Ulshen M H, Grand R J
J Clin Invest. 1979 Oct;64(4):1097-1102. doi: 10.1172/JCI109548.
To identify the site of stimulation of sucrase by a sucrose diet, changes in sucrase-specific activity of jejunal mucosa were studied after introduction of sucrose diet to carbohydrate-deprived rats. Results were correlated with simultaneous changes in villus gradients of sucrase-specific activity. Simultaneous with the introduction of sucrose diet, [(3)H]thymidine (100 muCi) was administered intravenously, and rates of cell migration measured during adaptation to the new diet. After a 72-h fast, rats fed sucrose diet for 6, 12, or 18 h showed no change in sucrase-specific activity in either whole mucosa or villus gradients. However, within 18-24 h after starting a sucrose diet, there was a marked rise in whole mucosal sucrase-specific activity above fasting values (99 +/- 14 vs. 38 +/- 4 muM glucose/min per g protein, P < 0.001) in association with the development of a region of increased activity at the lower villus (154 +/- 22 vs. 60 +/- 9 muM glucose/min per g protein, P < 0.02, but with no change in villus tip activity (56 +/- 5 vs. 46 +/- 8 muM glucose/min per g protein). Similar changes were seen in animals fed 24 h of sucrose diet after a 72-h carbohydratefree diet. Fasted animals fed sucrose diet for 36 h had increased sucrase-specific activity at the villus tip (144 +/- 11 muM glucose/min per g protein) as well as at the lower villus region, and this pattern persisted at 1 wk of sucrose diet. Maximal activity patterns for isomaltase and maltase paralleled those for sucrase, but the villus gradients for lactase were unaffected by sucrose diet. The region of maximal sucrase-specific activity always coincided with or followed the leading edge of radioactivity as determined by liquid scintillation counting. Therefore, sucrose-mediated changes in sucrase activity of the jejunal mucosa in the rat appear to be initiated at the level of the crypt epithelial cell and are expressed after a latent period of 18-24 h during which these cells mature and migrate toward the villus tip.

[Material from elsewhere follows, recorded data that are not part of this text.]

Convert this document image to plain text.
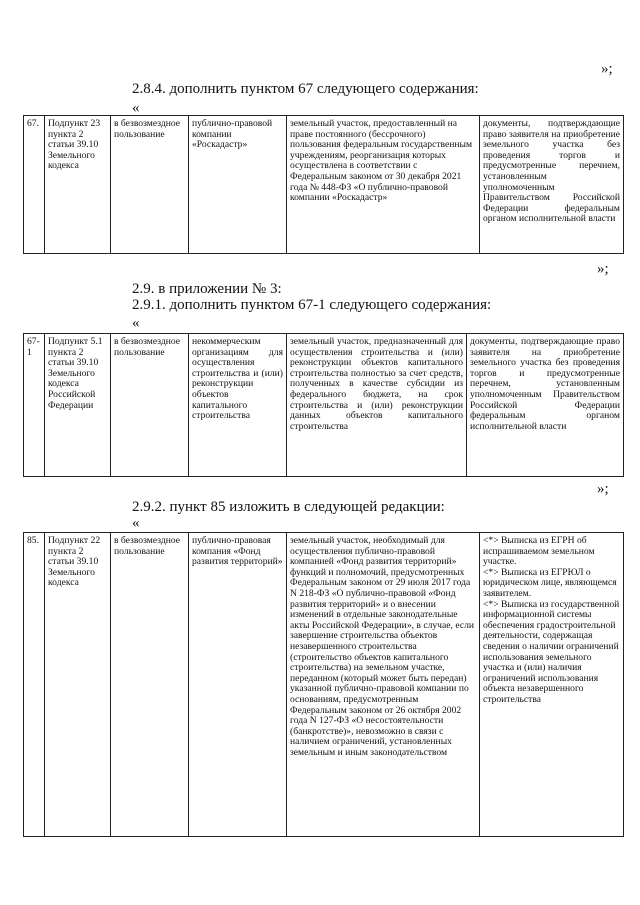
»;
2.8.4. дополнить пунктом 67 следующего содержания:
«
67.	Подпункт 23 пункта 2 статьи 39.10 Земельного кодекса	в безвозмездное пользование	публично-правовой компании «Роскадастр»	земельный участок, предоставленный на праве постоянного (бессрочного) пользования федеральным государственным учреждениям, реорганизация которых осуществлена в соответствии с Федеральным законом от 30 декабря 2021 года № 448-ФЗ «О публично-правовой компании «Роскадастр»	документы, подтверждающие право заявителя на приобретение земельного участка без проведения торгов и предусмотренные перечнем, установленным уполномоченным Правительством Российской Федерации федеральным органом исполнительной власти
»;
2.9. в приложении № 3:
2.9.1. дополнить пунктом 67-1 следующего содержания:
«
67-1	Подпункт 5.1 пункта 2 статьи 39.10 Земельного кодекса Российской Федерации	в безвозмездное пользование	некоммерческим организациям для осуществления строительства и (или) реконструкции объектов капитального строительства	земельный участок, предназначенный для осуществления строительства и (или) реконструкции объектов капитального строительства полностью за счет средств, полученных в качестве субсидии из федерального бюджета, на срок строительства и (или) реконструкции данных объектов капитального строительства	документы, подтверждающие право заявителя на приобретение земельного участка без проведения торгов и предусмотренные перечнем, установленным уполномоченным Правительством Российской Федерации федеральным органом исполнительной власти
»;
2.9.2. пункт 85 изложить в следующей редакции:
«
85.	Подпункт 22 пункта 2 статьи 39.10 Земельного кодекса	в безвозмездное пользование	публично-правовая компания «Фонд развития территорий»	земельный участок, необходимый для осуществления публично-правовой компанией «Фонд развития территорий» функций и полномочий, предусмотренных Федеральным законом от 29 июля 2017 года N 218-ФЗ «О публично-правовой «Фонд развития территорий» и о внесении изменений в отдельные законодательные акты Российской Федерации», в случае, если завершение строительства объектов незавершенного строительства (строительство объектов капитального строительства) на земельном участке, переданном (который может быть передан) указанной публично-правовой компании по основаниям, предусмотренным Федеральным законом от 26 октября 2002 года N 127-ФЗ «О несостоятельности (банкротстве)», невозможно в связи с наличием ограничений, установленных земельным и иным законодательством	<*> Выписка из ЕГРН об испрашиваемом земельном участке.
<*> Выписка из ЕГРЮЛ о юридическом лице, являющемся заявителем.
<*> Выписка из государственной информационной системы обеспечения градостроительной деятельности, содержащая сведения о наличии ограничений использования земельного участка и (или) наличия ограничений использования объекта незавершенного строительства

为确定蔗糖饮食对蔗糖酶的刺激位点,在给碳水化合物缺乏的大鼠引入蔗糖饮食后,研究了空肠黏膜蔗糖酶比活性的变化。结果与蔗糖酶比活性的绒毛梯度的同时变化相关。在引入蔗糖饮食的同时,静脉注射[(3)H]胸腺嘧啶核苷(100μCi),并在适应新饮食期间测量细胞迁移速率。禁食72小时后,喂食蔗糖饮食6、12或18小时的大鼠,全黏膜或绒毛梯度中的蔗糖酶比活性均无变化。然而,在开始蔗糖饮食后的18 - 24小时内,全黏膜蔗糖酶比活性显著高于禁食值(99±14对38±4μM葡萄糖/分钟每克蛋白质,P<0.001),同时绒毛下部出现活性增加区域(154±22对60±9μM葡萄糖/分钟每克蛋白质,P<0.02),但绒毛顶端活性无变化(56±5对46±8μM葡萄糖/分钟每克蛋白质)。在72小时无碳水化合物饮食后喂食24小时蔗糖饮食的动物中也观察到类似变化。禁食动物喂食蔗糖饮食36小时后,绒毛顶端(144±11μM葡萄糖/分钟每克蛋白质)以及绒毛下部区域的蔗糖酶比活性增加,这种模式在蔗糖饮食1周时持续存在。异麦芽糖酶和麦芽糖酶的最大活性模式与蔗糖酶相似,但乳糖酶的绒毛梯度不受蔗糖饮食影响。通过液体闪烁计数确定,蔗糖酶比活性最高的区域总是与放射性前沿重合或紧随其后。因此,大鼠空肠黏膜蔗糖酶活性的蔗糖介导变化似乎始于隐窝上皮细胞水平,并在18 - 24小时的潜伏期后表现出来,在此期间这些细胞成熟并向绒毛顶端迁移。